Je ne sais pas d’où il tenait ces comparaisons, et je ne peux pas non plus chercher à savoir dans quelle mesure elles étaient exactes. Mais pendant un temps, il posait son diagnostic pour tous les gens qui venaient chez nous et me faisait un clin d’œil. Les rats devaient avoir des mains chaudes et sèches et ne devaient pas lâcher volontiers celle qu’on leur tendait tout en vous regardant en même temps droit dans les yeux. Les grenouilles, par contre, auraient aimé retirer leur patte palmée, froide et humide avant même de l’avoir tendue, et elles louchaient vers les coins ou vers la porte.
Le mieux, disait mon père, qui était le bras gauche du ministre (dont le bras droit ne devait jamais apprendre ce que faisait l’autre), le mieux, c’était de cultiver de bons rapports avec ces deux catégories de gens. Mais si par hasard ce n’était pas possible, il fallait immédiatement rabattre le caquet du rat et ne pas lui donner l’occasion de devenir insolent. Les grenouilles, il fallait les exploiter, les fatiguer au cours de longues négociations et les jeter. Si nécessaire, il fallait les désarmer en les piquant dans le postérieur. Les grands artistes savaient selon lui provoquer le reflexe de l'etreinte chez ces animaux à sang froid (imagine que tu as affaire à une dame, disait mon père en plaisantant), car si on passait le doigt au bon moment sur la petite poitrine ou le ventre d’une grenouille (j’ai assisté un jour à une telle expérience), elle refermait ses petites pattes sur le doigt avec une ferveur et une passion toute batracienne. Elle le serrait, ce doigt humain qu’elle tenait pour une dame grenouille. Mais à peine un homme sur mille avait un don pareil! La plupart du temps, la grenouille cédait quand elle se savait découverte, tandis que le rat, quand on avait mis à jour sa bassesse, n’en répondait qu’avec plus d’insolence.

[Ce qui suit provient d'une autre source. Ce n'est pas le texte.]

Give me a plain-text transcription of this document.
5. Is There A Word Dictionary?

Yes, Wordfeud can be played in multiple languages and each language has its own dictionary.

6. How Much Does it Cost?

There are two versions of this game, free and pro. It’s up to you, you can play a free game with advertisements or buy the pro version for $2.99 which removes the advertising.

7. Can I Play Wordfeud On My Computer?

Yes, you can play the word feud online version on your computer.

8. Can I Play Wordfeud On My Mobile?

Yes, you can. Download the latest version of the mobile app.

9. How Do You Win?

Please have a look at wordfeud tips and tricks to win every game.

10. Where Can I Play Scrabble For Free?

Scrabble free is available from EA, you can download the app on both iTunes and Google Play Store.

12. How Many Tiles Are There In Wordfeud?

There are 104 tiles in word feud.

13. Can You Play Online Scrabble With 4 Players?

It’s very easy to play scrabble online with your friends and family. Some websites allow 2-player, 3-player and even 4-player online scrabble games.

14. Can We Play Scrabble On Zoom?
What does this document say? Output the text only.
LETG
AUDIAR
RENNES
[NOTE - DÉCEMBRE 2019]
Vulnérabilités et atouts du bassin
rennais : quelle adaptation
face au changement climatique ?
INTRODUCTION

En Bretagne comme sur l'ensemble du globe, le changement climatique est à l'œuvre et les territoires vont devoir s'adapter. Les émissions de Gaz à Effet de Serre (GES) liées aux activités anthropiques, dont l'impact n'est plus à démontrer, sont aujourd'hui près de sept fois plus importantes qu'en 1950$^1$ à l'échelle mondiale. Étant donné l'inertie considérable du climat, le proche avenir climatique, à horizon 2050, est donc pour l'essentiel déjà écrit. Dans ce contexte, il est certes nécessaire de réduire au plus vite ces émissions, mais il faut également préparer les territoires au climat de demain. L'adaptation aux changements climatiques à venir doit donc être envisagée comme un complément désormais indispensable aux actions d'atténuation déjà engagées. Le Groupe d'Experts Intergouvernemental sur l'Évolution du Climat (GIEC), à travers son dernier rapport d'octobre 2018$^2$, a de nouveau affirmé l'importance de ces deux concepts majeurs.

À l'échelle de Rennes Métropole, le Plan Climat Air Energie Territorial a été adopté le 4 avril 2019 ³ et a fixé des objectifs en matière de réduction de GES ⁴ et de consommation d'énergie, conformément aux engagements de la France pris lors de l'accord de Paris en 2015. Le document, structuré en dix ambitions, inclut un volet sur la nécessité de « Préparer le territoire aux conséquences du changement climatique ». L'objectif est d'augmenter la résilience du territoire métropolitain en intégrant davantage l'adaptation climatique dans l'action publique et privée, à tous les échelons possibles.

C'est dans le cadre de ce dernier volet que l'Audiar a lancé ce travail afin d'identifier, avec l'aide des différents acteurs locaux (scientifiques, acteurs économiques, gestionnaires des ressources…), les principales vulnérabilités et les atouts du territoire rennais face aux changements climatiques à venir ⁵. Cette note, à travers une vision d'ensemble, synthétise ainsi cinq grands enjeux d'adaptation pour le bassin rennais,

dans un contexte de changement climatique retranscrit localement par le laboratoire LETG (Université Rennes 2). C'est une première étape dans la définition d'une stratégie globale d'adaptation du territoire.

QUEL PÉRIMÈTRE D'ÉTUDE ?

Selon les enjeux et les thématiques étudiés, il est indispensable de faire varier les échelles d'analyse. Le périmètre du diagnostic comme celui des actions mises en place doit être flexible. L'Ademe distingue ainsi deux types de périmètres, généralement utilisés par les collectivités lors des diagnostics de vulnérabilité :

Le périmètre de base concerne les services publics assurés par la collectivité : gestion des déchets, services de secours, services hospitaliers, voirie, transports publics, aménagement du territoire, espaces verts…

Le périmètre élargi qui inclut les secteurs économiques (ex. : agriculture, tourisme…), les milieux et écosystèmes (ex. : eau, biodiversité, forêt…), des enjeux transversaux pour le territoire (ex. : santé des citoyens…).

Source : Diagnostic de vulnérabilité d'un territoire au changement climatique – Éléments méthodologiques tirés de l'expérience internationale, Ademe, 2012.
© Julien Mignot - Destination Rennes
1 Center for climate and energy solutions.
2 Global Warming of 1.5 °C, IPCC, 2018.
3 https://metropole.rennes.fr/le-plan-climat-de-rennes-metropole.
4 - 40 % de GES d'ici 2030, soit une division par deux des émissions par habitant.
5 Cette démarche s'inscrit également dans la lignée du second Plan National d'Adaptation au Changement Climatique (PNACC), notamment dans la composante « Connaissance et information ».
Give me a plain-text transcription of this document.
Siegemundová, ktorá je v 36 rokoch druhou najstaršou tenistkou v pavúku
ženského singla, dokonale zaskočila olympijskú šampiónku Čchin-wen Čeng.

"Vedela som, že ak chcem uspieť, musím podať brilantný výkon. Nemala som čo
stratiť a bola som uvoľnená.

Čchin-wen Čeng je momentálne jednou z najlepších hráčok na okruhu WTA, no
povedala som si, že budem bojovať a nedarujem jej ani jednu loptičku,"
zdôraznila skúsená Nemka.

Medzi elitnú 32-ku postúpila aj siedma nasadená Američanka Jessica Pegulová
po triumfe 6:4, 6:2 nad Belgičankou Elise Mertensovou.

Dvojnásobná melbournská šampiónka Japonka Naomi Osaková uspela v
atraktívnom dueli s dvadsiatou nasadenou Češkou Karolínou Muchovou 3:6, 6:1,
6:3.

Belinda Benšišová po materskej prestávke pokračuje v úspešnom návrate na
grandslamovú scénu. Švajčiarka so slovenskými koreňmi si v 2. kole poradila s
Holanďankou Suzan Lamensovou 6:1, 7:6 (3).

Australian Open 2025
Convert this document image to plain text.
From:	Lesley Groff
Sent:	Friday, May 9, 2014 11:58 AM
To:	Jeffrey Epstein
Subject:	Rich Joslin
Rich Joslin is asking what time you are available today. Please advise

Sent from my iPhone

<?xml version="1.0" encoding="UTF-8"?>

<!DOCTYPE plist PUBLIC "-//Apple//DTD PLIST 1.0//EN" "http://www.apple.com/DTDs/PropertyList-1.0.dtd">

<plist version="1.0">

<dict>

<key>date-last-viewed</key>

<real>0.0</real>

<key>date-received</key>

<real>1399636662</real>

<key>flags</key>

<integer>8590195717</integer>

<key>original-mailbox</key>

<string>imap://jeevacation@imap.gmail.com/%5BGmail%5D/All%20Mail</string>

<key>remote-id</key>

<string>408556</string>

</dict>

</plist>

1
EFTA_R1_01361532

Je raconte ces choses comme elles me passèrent alors par la tête : sur la place du port, enchaîné à un homme qui se taisait. Bien que ma situation fût terrible, je ne pus m’empêcher de rire. J’étais secoué par les hoquets, et mon poignet aussi, et sans le vouloir, je réveillai le joli garçon, à côté de moi. Il sursauta et me regarda d’un air ébahi.
Il ne se joignit pas à mon rire discret, étouffé. J’aimais tant imiter le rire des autres. Il n’avait vraisemblablement pas besoin de cela; il gardait au fond de lui-même assez d’humour noir et faisait preuve dans toutes les situations difficiles de la vie d’un naturel extrêmement gai... Il avait tout simplement une autre éducation et un autre caractère.